Defendant appeals after his conviction, by a jury, of sale of a controlled substance in violation of § 195.020, RSMo. 1978 (current version at § 195.020, RSMo. Supp. 1982). The jury assessed punishment of seven years’ imprisonment and the court sentenced defendant accordingly.
The state introduced evidence of the following facts. On February 13, 1981, three undercover police officers parked their car in front of a pool hall in Mexico, Missouri. They called defendant over to their car and asked him if he knew where they could get some marijuana. Defendant indicated he might be able to get . them a bag “if this dude shows up.” Defendant indicated a bag of marijuana would cost about $50.00 and asked if he could contribute $10.00 of that price for a proportionate share of the grass. At that point, an automobile driven by Tony Henderson pulled onto the parking lot and defendant said, “There is the dude now,” and went over and spoke to Tony Henderson. Defendant returned to the officers’ car and said he could get the marijuana but he needed the money first. One of the officers gave defendant $40.00. Defendant then went back over to Henderson’s car. Henderson drove away, and defendant returned to the officers’ car. When Henderson returned a few minutes later, defendant went over to Henderson, then came back to the officers’ car, and took his share of the marijuana and gave the officers the remainder of the bag. At trial, defendant presented no evidence but, through his counsel, conceded he had been in possession of $10.00 worth of the marijuana but denied that he had made a sale.
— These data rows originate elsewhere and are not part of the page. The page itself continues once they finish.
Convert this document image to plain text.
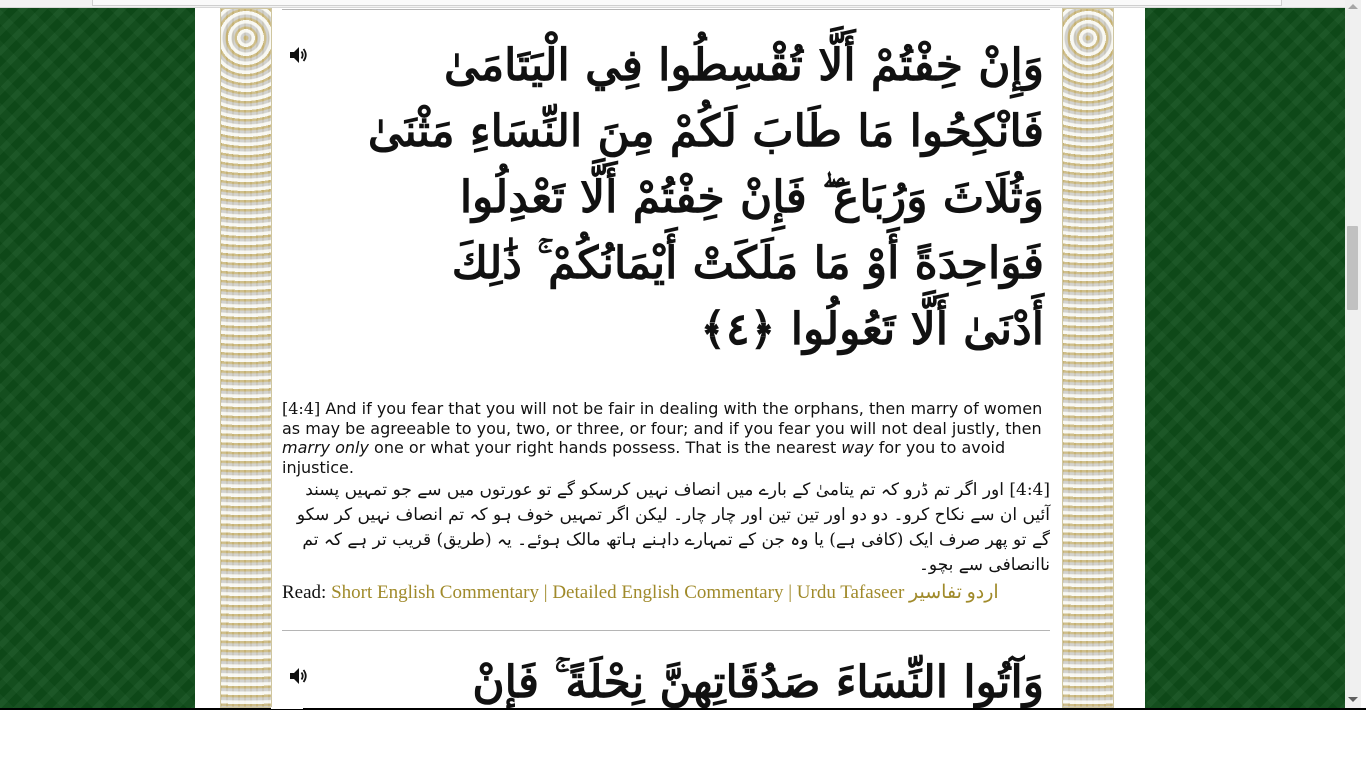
وَإِنْ خِفْتُمْ أَلَّا تُقْسِطُوا فِي الْيَتَامَىٰ
فَانْكِحُوا مَا طَابَ لَكُمْ مِنَ النِّسَاءِ مَثْنَىٰ
وَثُلَاثَ وَرُبَاعَ ۖ فَإِنْ خِفْتُمْ أَلَّا تَعْدِلُوا
فَوَاحِدَةً أَوْ مَا مَلَكَتْ أَيْمَانُكُمْ ۚ ذَٰلِكَ
أَدْنَىٰ أَلَّا تَعُولُوا ﴿٤﴾
[4:4] And if you fear that you will not be fair in dealing with the orphans, then marry of women as may be agreeable to you, two, or three, or four; and if you fear you will not deal justly, then marry only one or what your right hands possess. That is the nearest way for you to avoid injustice.
[4:4] اور اگر تم ڈرو کہ تم یتامیٰ کے بارے میں انصاف نہیں کرسکو گے تو عورتوں میں سے جو تمہیں پسند آئیں ان سے نکاح کرو۔ دو دو اور تین تین اور چار چار۔ لیکن اگر تمہیں خوف ہو کہ تم انصاف نہیں کر سکو گے تو پھر صرف ایک (کافی ہے) یا وہ جن کے تمہارے داہنے ہاتھ مالک ہوئے۔ یہ (طریق) قریب تر ہے کہ تم ناانصافی سے بچو۔
Read: Short English Commentary | Detailed English Commentary | Urdu Tafaseer اردو تفاسیر
وَآتُوا النِّسَاءَ صَدُقَاتِهِنَّ نِحْلَةً ۚ فَإِنْ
In his first point on appeal, defendant contends the trial court erred in not submitting to the jury an instruction on the lesser included offense of possession of marijuana. The court submitted only an instruction on the offense of sale of marijuana which carries a greater penalty than possession. § 195.200, RSMo. 1978 (current version at § 195.200, RSMo. Supp.1982).
Defendant has not properly preserved this point for appeal. He failed to include the point in his motion for new trial as required by Rule 29.11(d), and he failed to set out the instruction in question in the argument portion of his brief as required by Rule 30.06(e). Therefore, the point is not subject to review. State v. Swink, 620 *341S.W.2d 63, 64 (Mo.App.1981); State v. Burnette, 549 S.W.2d 352, 353 (Mo.App.1977). Further, we find that defendant is entitled to no relief under the plain error doctrine set forth in Rule 30.20. In State v. Houston, 542 S.W.2d 85 (Mo.App.1976), faced with facts similar to the facts of this case, this court held that an instruction on possession was not required because “[t]here was no evidence by either the State or defendant from which the jury could find defendant’s offense was mere possession.” Id. at 87. The same is true in this case. Thus, the court’s failure to give the possession instruction was not error and certainly was not plain error.
In his second point on appeal, defendant argues there was insufficient evidence to show he had the required intent or that he aided or encouraged Henderson in committing the offense. We rule this point too against the defendant.
First, we note that defendant was not charged with aiding or abetting; he was charged with selling. Thus, there was no need to show he aided or encouraged Henderson to commit the offense. § 195.-010(30), RSMo. 1978 (current version at § 195.010(32), RSMo. Supp.1982) provides:
“Sale” includes barter, exchange, or gift or offer therefor, and each such transaction made by any person, whether as principal, proprietor, agent, servant or employee.
Therefore, proof that defendant acted either as the principal in the sale or as an agent for either the buyer or seller was sufficient to sustain his conviction for selling marijuana. State v. Miles, 599 S.W.2d 948, 950 (Mo.App.1980). Clearly, there was such proof.
Further, we find that there was sufficient evidence to support a finding that defendant had the requisite intent. Under § 562.021.2, RSMo. 1978, the culpable mental state required for selling a controlled substance “is established if a person acts purposely or knowingly or recklessly.” There was overwhelming undisputed evidence here that defendant acted purposely and knowingly. The officers asked him if he could get them a bag of marijuana. He responded in the affirmative. He took their money and in return gave them a bag of marijuana. Clearly, he had the requisite culpable mental state. He knowingly and purposely exchanged a bag of marijuana for $40.00.
Judgment affirmed.
CRANDALL, P.J., and CRIST, J., concur.